With leaders preaching across the country for Indigenous people to take the COVID-19 pandemic serious, one nation in Quebec has five confirmed cases but can’t pinpoint the source.
That means Kahnawake’s numbers could go up said Lloyd Phillips, commissioner of public safety for the Mohawk Council of Kahnawake.
“The virus is in our community and it is spreading,” said Phillips on Nation to Nation Thursday of the cases that were confirmed early this week.
Perry Bellegarde, national chief of the Assembly of First Nations, said people can’t take any risks and need to treat this virus seriously.
Bellegarde said he’s also clearly aware that some First Nations can’t practice the same isolation, that others can to limit the spread, because some homes on-reserve have a dozen people living in it.
“We don’t have the same quality of health care as everybody else in Canada, especially the 96 fly-in communities. They don’t have access to hospitals. And so even a simple thing like making sure there’s enough food at the Northern Stores or the co-op is going to be a big issue. Having access to rubber gloves and face masks and hand sanitizers and ventilators.

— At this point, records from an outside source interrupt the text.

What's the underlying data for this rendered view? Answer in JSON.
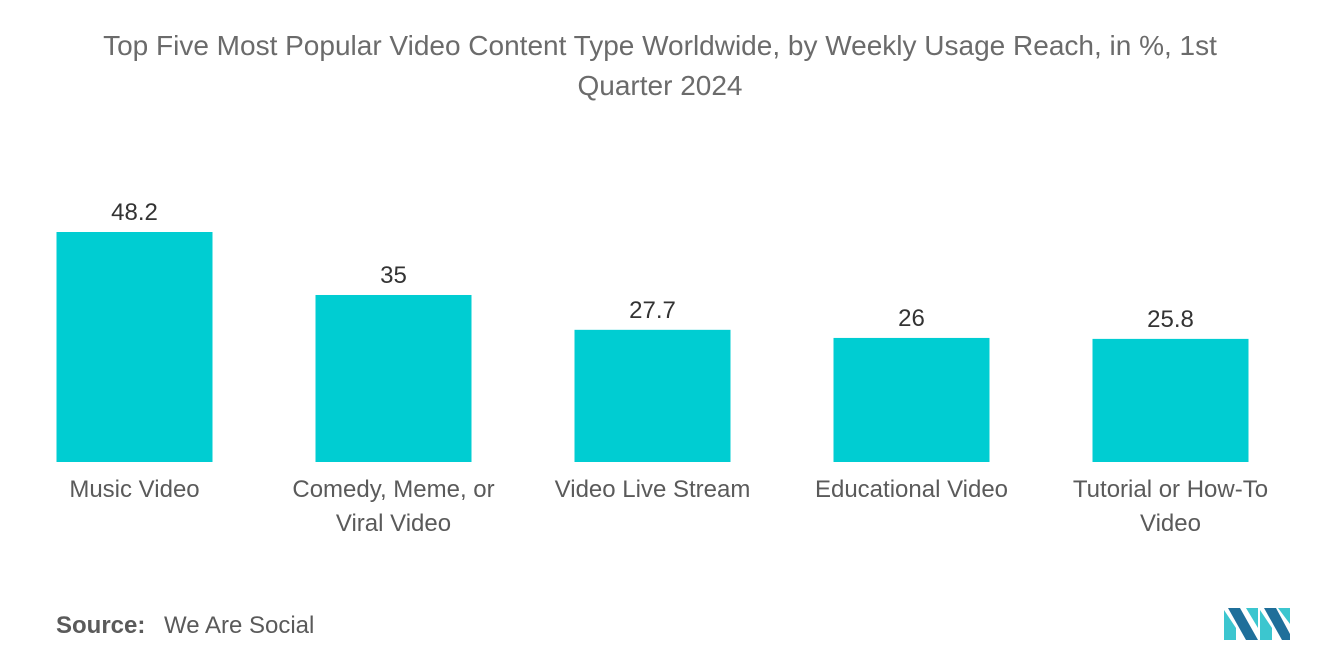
{
  "chart_data": {
    "type": "bar",
    "title_lines": [
      "Top Five Most Popular Video Content Type Worldwide, by Weekly Usage Reach, in %, 1st",
      "Quarter 2024"
    ],
    "categories": [
      [
        "Music Video"
      ],
      [
        "Comedy, Meme, or",
        "Viral Video"
      ],
      [
        "Video Live Stream"
      ],
      [
        "Educational Video"
      ],
      [
        "Tutorial or How-To",
        "Video"
      ]
    ],
    "values": [
      48.2,
      35,
      27.7,
      26,
      25.8
    ],
    "value_labels": [
      "48.2",
      "35",
      "27.7",
      "26",
      "25.8"
    ],
    "bar_color": "#00cdd2",
    "ylim": [
      0,
      48.2
    ],
    "grid": false,
    "legend": "none"
  },
  "colors": {
    "title": "#6b6b6b",
    "tick_label": "#5a5a5a",
    "value_label": "#333333",
    "logo_dark": "#1f6f9a",
    "logo_light": "#3cc6cf"
  },
  "source": {
    "label": "Source:",
    "text": "We Are Social"
  },
  "logo_icon": "mordor-intelligence-logo"
}
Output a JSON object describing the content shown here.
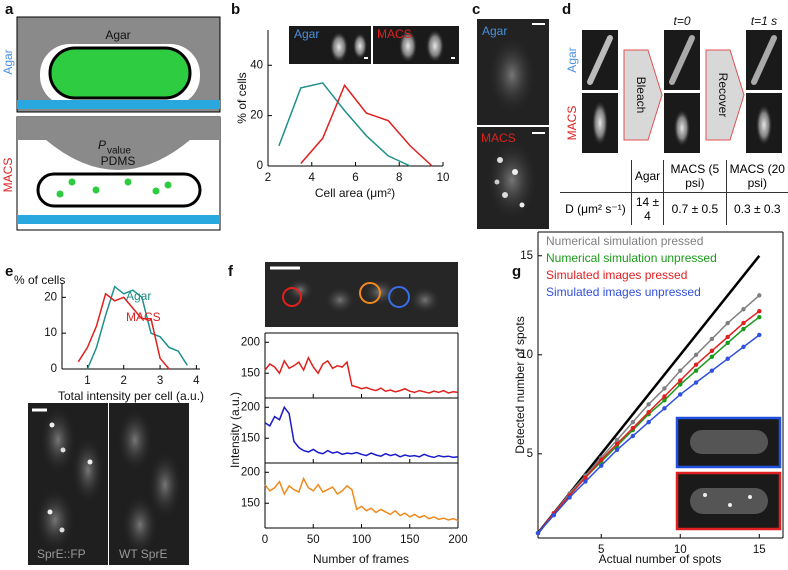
{
  "figure": {
    "panel_labels": [
      "a",
      "b",
      "c",
      "d",
      "e",
      "f",
      "g"
    ],
    "a": {
      "top_side": "Agar",
      "top_material": "Agar",
      "bottom_side": "MACS",
      "pressure_symbol": "P",
      "pressure_subscript": "value",
      "membrane": "PDMS"
    },
    "c": {
      "top": "Agar",
      "bottom": "MACS"
    },
    "d": {
      "rows": [
        "Agar",
        "MACS"
      ],
      "steps": [
        "Bleach",
        "Recover"
      ],
      "times": [
        "t=0",
        "t=1 s"
      ],
      "table": {
        "header": [
          "Agar",
          "MACS (5 psi)",
          "MACS (20 psi)"
        ],
        "row_label": "D (μm² s⁻¹)",
        "cells": [
          "14 ± 4",
          "0.7 ± 0.5",
          "0.3 ± 0.3"
        ]
      }
    },
    "e": {
      "images": [
        "SprE::FP",
        "WT SprE"
      ]
    }
  },
  "chart_data": [
    {
      "type": "line",
      "ylabel": "% of cells",
      "xlabel": "Cell area (μm²)",
      "x": [
        2.5,
        3.5,
        4.5,
        5.5,
        6.5,
        7.5,
        8.5,
        9.5
      ],
      "xlim": [
        2,
        10
      ],
      "xticks": [
        2,
        4,
        6,
        8,
        10
      ],
      "ylim": [
        0,
        54
      ],
      "yticks": [
        0,
        20,
        40
      ],
      "series": [
        {
          "name": "Agar",
          "color": "#1f8f8a",
          "values": [
            8,
            31,
            33,
            22,
            12,
            4,
            0,
            null
          ]
        },
        {
          "name": "MACS",
          "color": "#e02020",
          "values": [
            null,
            1,
            11,
            32,
            21,
            18,
            8,
            0
          ]
        }
      ]
    },
    {
      "type": "line",
      "ylabel": "% of cells",
      "xlabel": "Total intensity per cell (a.u.)",
      "legend": "upper right",
      "x": [
        0.75,
        1,
        1.25,
        1.5,
        1.75,
        2,
        2.25,
        2.5,
        2.75,
        3,
        3.25,
        3.5,
        3.75
      ],
      "xlim": [
        0.3,
        4.1
      ],
      "xticks": [
        1,
        2,
        3,
        4
      ],
      "ylim": [
        0,
        24
      ],
      "yticks": [
        0,
        10,
        20
      ],
      "series": [
        {
          "name": "Agar",
          "color": "#1f8f8a",
          "values": [
            null,
            0,
            6,
            15,
            23,
            21,
            22,
            20,
            10,
            9,
            6,
            5,
            1
          ]
        },
        {
          "name": "MACS",
          "color": "#e02020",
          "values": [
            2,
            6,
            12,
            21,
            19,
            20,
            17,
            14,
            14,
            3,
            0,
            null,
            null
          ]
        }
      ]
    },
    {
      "type": "line",
      "subplots": true,
      "ylabel": "Intensity (a.u.)",
      "xlabel": "Number of frames",
      "x": [
        0,
        5,
        10,
        15,
        20,
        25,
        30,
        35,
        40,
        45,
        50,
        55,
        60,
        65,
        70,
        75,
        80,
        85,
        90,
        95,
        100,
        105,
        110,
        115,
        120,
        125,
        130,
        135,
        140,
        145,
        150,
        155,
        160,
        165,
        170,
        175,
        180,
        185,
        190,
        195,
        200
      ],
      "xlim": [
        0,
        200
      ],
      "xticks": [
        0,
        50,
        100,
        150,
        200
      ],
      "ylim": [
        110,
        215
      ],
      "yticks": [
        150,
        200
      ],
      "series": [
        {
          "color": "#e0201c",
          "values": [
            155,
            165,
            160,
            150,
            170,
            158,
            162,
            168,
            155,
            175,
            160,
            150,
            165,
            170,
            158,
            162,
            160,
            168,
            130,
            128,
            125,
            127,
            124,
            122,
            126,
            121,
            123,
            120,
            122,
            125,
            121,
            119,
            122,
            120,
            118,
            121,
            119,
            122,
            118,
            120,
            119
          ]
        },
        {
          "color": "#1a1acc",
          "values": [
            175,
            170,
            185,
            180,
            200,
            190,
            145,
            135,
            130,
            128,
            132,
            127,
            125,
            130,
            126,
            128,
            124,
            126,
            125,
            127,
            124,
            122,
            126,
            123,
            121,
            125,
            122,
            124,
            120,
            123,
            121,
            122,
            120,
            124,
            121,
            119,
            122,
            120,
            121,
            119,
            120
          ]
        },
        {
          "color": "#f08a1c",
          "values": [
            180,
            170,
            175,
            185,
            165,
            178,
            172,
            168,
            190,
            175,
            170,
            180,
            168,
            172,
            176,
            165,
            170,
            178,
            172,
            140,
            145,
            138,
            142,
            135,
            140,
            136,
            132,
            138,
            130,
            134,
            128,
            132,
            127,
            130,
            125,
            128,
            124,
            126,
            123,
            125,
            122
          ]
        }
      ]
    },
    {
      "type": "line",
      "markers": true,
      "ylabel": "Detected number of spots",
      "xlabel": "Actual number of spots",
      "legend": "upper left",
      "x": [
        1,
        2,
        3,
        4,
        5,
        6,
        7,
        8,
        9,
        10,
        11,
        12,
        13,
        14,
        15
      ],
      "xlim": [
        1,
        16.5
      ],
      "xticks": [
        5,
        10,
        15
      ],
      "ylim": [
        0.75,
        16.2
      ],
      "yticks": [
        5,
        10,
        15
      ],
      "reference": {
        "x": [
          1,
          15
        ],
        "values": [
          1,
          15
        ],
        "color": "#000000"
      },
      "series": [
        {
          "name": "Numerical simulation pressed",
          "color": "#808080",
          "values": [
            1,
            2,
            3,
            3.9,
            4.8,
            5.7,
            6.6,
            7.5,
            8.3,
            9.2,
            10,
            10.8,
            11.6,
            12.3,
            13
          ]
        },
        {
          "name": "Numerical simulation unpressed",
          "color": "#1a9a1a",
          "values": [
            1,
            1.95,
            2.9,
            3.8,
            4.6,
            5.4,
            6.2,
            7,
            7.7,
            8.5,
            9.2,
            9.9,
            10.6,
            11.3,
            11.9
          ]
        },
        {
          "name": "Simulated images pressed",
          "color": "#e02020",
          "values": [
            1,
            2,
            2.9,
            3.8,
            4.7,
            5.5,
            6.3,
            7.1,
            7.9,
            8.7,
            9.5,
            10.2,
            10.9,
            11.6,
            12.2
          ]
        },
        {
          "name": "Simulated images unpressed",
          "color": "#3050e0",
          "values": [
            1,
            1.9,
            2.8,
            3.6,
            4.4,
            5.2,
            5.9,
            6.6,
            7.3,
            8,
            8.6,
            9.2,
            9.8,
            10.4,
            11
          ]
        }
      ]
    }
  ]
}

Those are going to be challenges,” he said.
“Focus all levels of government, provincial governments, municipal governments and our own First Nation governments to make sure there’s adequate human and financial resources in place to meet the needs.”
Nation to Nation again spoke to Dr. Tom Wong, chief medical officer of public health at Indigenous Services, as well as Valerie Gideon, senior assistant deputy minister in the First Nations and Inuit Health Branch.
Both provided updates on what the federal government is doing in response to the pandemic.